Graham seems that all of your comments here (almost all 184 of them) hawk your website: "SHORTCUTS".  I personally think your website has some great value and merit and I suggest that you lobby the boss here to make you/SHORTCUTS a "sticky" at the top of the "woodworkers" threads.:


----------



## Graham (Feb 11, 2010)

Thanks Bud, not sure what a "sticky" is but maybe you could put in a vote for me.
Graham


----------



## Bud Cline (Feb 11, 2010)

Take a look TB!  Is that idea do-able or is that a no-no here. Sure would be a handy site to cruise for a lot of people.  Probably ought to swap links too.


----------



## oldognewtrick (Feb 11, 2010)

Bud, Graham is a supporting member and the posts he's made has been a great resource. I don't think putting his posts as a sticky would be a problem, but he updates it periodicaly and it links to all other (older) posts. I think Graham does a great job and I look forward to new installments. 

Graham, thanks for your support of this site. DIYers like you make this a nice place to visit.


----------



## TxBuilder (Feb 12, 2010)

Stickied.

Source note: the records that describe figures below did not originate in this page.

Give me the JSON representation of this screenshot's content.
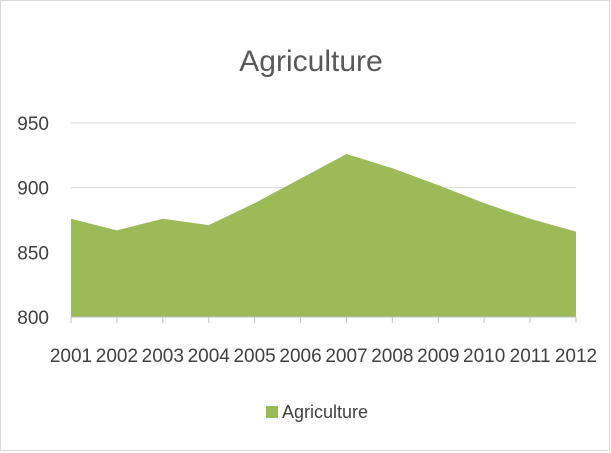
{
  "chart_data": {
    "type": "area",
    "title": "Agriculture",
    "xlabel": "",
    "ylabel": "",
    "categories": [
      "2001",
      "2002",
      "2003",
      "2004",
      "2005",
      "2006",
      "2007",
      "2008",
      "2009",
      "2010",
      "2011",
      "2012"
    ],
    "series": [
      {
        "name": "Agriculture",
        "color": "#9bbb59",
        "values": [
          876,
          867,
          876,
          871,
          888,
          907,
          926,
          915,
          902,
          888,
          876,
          866
        ]
      }
    ],
    "ylim": [
      800,
      950
    ],
    "yticks": [
      "800",
      "850",
      "900",
      "950"
    ],
    "grid": true,
    "legend": "bottom"
  }
}
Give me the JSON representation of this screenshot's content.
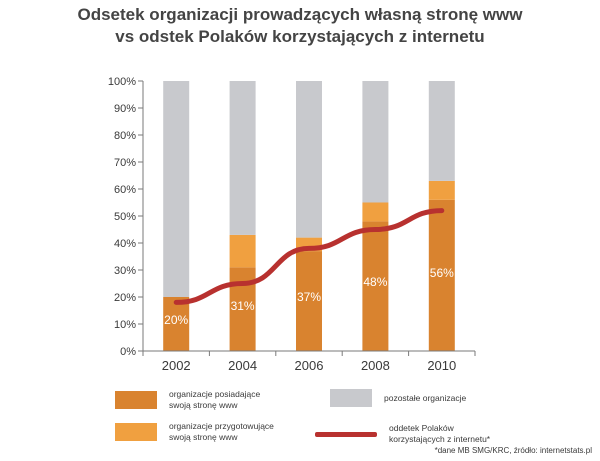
{
  "chart_data": {
    "type": "bar",
    "title_line1": "Odsetek organizacji prowadzących własną stronę www",
    "title_line2": "vs odstek Polaków korzystających z internetu",
    "categories": [
      "2002",
      "2004",
      "2006",
      "2008",
      "2010"
    ],
    "y_ticks": [
      "0%",
      "10%",
      "20%",
      "30%",
      "40%",
      "50%",
      "60%",
      "70%",
      "80%",
      "90%",
      "100%"
    ],
    "ylim": [
      0,
      100
    ],
    "series": [
      {
        "name": "organizacje posiadające\nswoją stronę www",
        "values": [
          20,
          31,
          37,
          48,
          56
        ],
        "labels": [
          "20%",
          "31%",
          "37%",
          "48%",
          "56%"
        ],
        "color": "#d9832f"
      },
      {
        "name": "organizacje przygotowujące\nswoją stronę www",
        "values": [
          0,
          12,
          5,
          7,
          7
        ],
        "color": "#f0a040"
      },
      {
        "name": "pozostałe organizacje",
        "values": [
          80,
          57,
          58,
          45,
          37
        ],
        "color": "#c8c9cd"
      }
    ],
    "line": {
      "name": "oddetek Polaków\nkorzystających z internetu*",
      "values": [
        18,
        25,
        38,
        45,
        52
      ],
      "color": "#b8312f"
    },
    "source": "*dane MB SMG/KRC, źródło: internetstats.pl"
  }
}
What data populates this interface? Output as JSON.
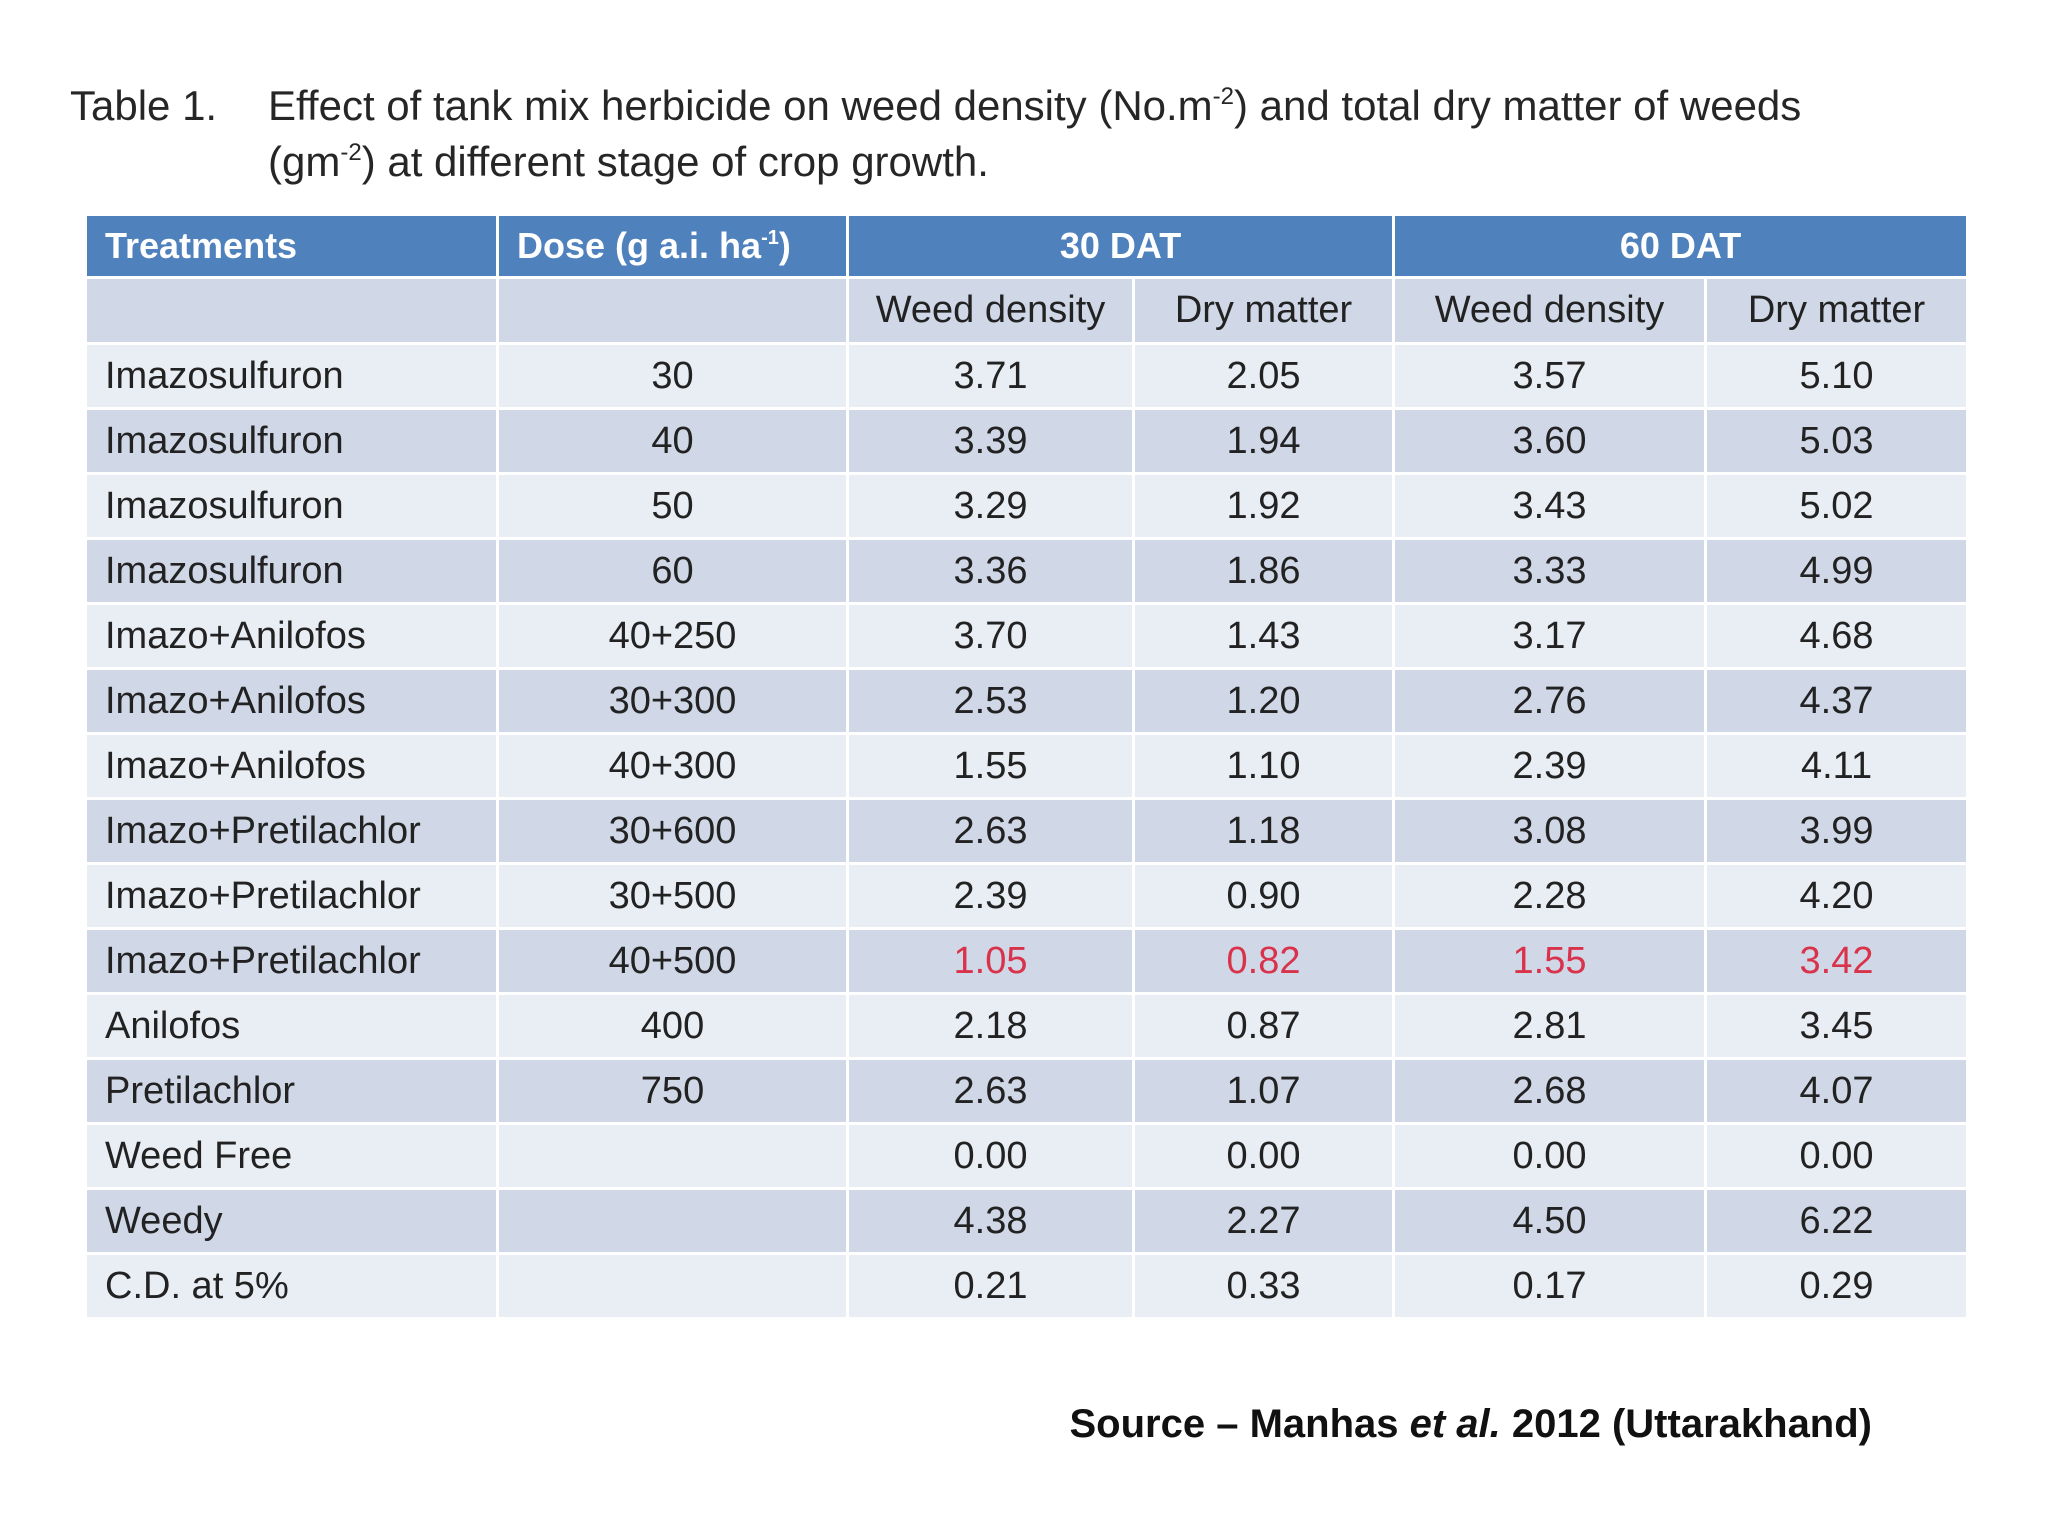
{
  "caption": {
    "label": "Table 1.",
    "line1_a": "Effect of tank mix herbicide on weed density (No.m",
    "line1_sup": "-2",
    "line1_b": ") and total dry matter of weeds",
    "line2_a": "(gm",
    "line2_sup": "-2",
    "line2_b": ") at different stage of crop growth."
  },
  "table": {
    "header": {
      "treatments": "Treatments",
      "dose_a": "Dose (g a.i. ha",
      "dose_sup": "-1",
      "dose_b": ")",
      "dat30": "30 DAT",
      "dat60": "60 DAT"
    },
    "subheader": [
      "Weed density",
      "Dry matter",
      "Weed density",
      "Dry matter"
    ],
    "rows": [
      {
        "treatment": "Imazosulfuron",
        "dose": "30",
        "wd30": "3.71",
        "dm30": "2.05",
        "wd60": "3.57",
        "dm60": "5.10"
      },
      {
        "treatment": "Imazosulfuron",
        "dose": "40",
        "wd30": "3.39",
        "dm30": "1.94",
        "wd60": "3.60",
        "dm60": "5.03"
      },
      {
        "treatment": "Imazosulfuron",
        "dose": "50",
        "wd30": "3.29",
        "dm30": "1.92",
        "wd60": "3.43",
        "dm60": "5.02"
      },
      {
        "treatment": "Imazosulfuron",
        "dose": "60",
        "wd30": "3.36",
        "dm30": "1.86",
        "wd60": "3.33",
        "dm60": "4.99"
      },
      {
        "treatment": "Imazo+Anilofos",
        "dose": "40+250",
        "wd30": "3.70",
        "dm30": "1.43",
        "wd60": "3.17",
        "dm60": "4.68"
      },
      {
        "treatment": "Imazo+Anilofos",
        "dose": "30+300",
        "wd30": "2.53",
        "dm30": "1.20",
        "wd60": "2.76",
        "dm60": "4.37"
      },
      {
        "treatment": "Imazo+Anilofos",
        "dose": "40+300",
        "wd30": "1.55",
        "dm30": "1.10",
        "wd60": "2.39",
        "dm60": "4.11"
      },
      {
        "treatment": "Imazo+Pretilachlor",
        "dose": "30+600",
        "wd30": "2.63",
        "dm30": "1.18",
        "wd60": "3.08",
        "dm60": "3.99"
      },
      {
        "treatment": "Imazo+Pretilachlor",
        "dose": "30+500",
        "wd30": "2.39",
        "dm30": "0.90",
        "wd60": "2.28",
        "dm60": "4.20"
      },
      {
        "treatment": "Imazo+Pretilachlor",
        "dose": "40+500",
        "wd30": "1.05",
        "dm30": "0.82",
        "wd60": "1.55",
        "dm60": "3.42"
      },
      {
        "treatment": "Anilofos",
        "dose": "400",
        "wd30": "2.18",
        "dm30": "0.87",
        "wd60": "2.81",
        "dm60": "3.45"
      },
      {
        "treatment": "Pretilachlor",
        "dose": "750",
        "wd30": "2.63",
        "dm30": "1.07",
        "wd60": "2.68",
        "dm60": "4.07"
      },
      {
        "treatment": "Weed Free",
        "dose": "",
        "wd30": "0.00",
        "dm30": "0.00",
        "wd60": "0.00",
        "dm60": "0.00"
      },
      {
        "treatment": "Weedy",
        "dose": "",
        "wd30": "4.38",
        "dm30": "2.27",
        "wd60": "4.50",
        "dm60": "6.22"
      },
      {
        "treatment": "C.D. at 5%",
        "dose": "",
        "wd30": "0.21",
        "dm30": "0.33",
        "wd60": "0.17",
        "dm60": "0.29"
      }
    ]
  },
  "source": {
    "prefix": "Source – Manhas ",
    "etal": "et al.",
    "suffix": " 2012 (Uttarakhand)"
  },
  "colors": {
    "header_blue": "#4f81bd",
    "row_light": "#e9edf4",
    "row_dark": "#d0d8e8",
    "highlight_red": "#d9334b"
  }
}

I'll un-sticky every month and re-sticky the new one.


----------



## inspectorD (Feb 12, 2010)

Very nice, I like Grahams site...and he has always been a good addition.:


----------



## frozenstar (Mar 9, 2010)

Very nice site Graham!


----------



## Graham (Mar 10, 2010)

Thank you

Graham


----------



## wseand (Mar 10, 2010)

Hi all,
New to the site.  You have a great website Graham, concise and to the point.  Thanks for sharing your vast knowledge with the rest of us.  


Garry Owen


----------



## Graham (Mar 11, 2010)

Thanks for the kind words Gary


----------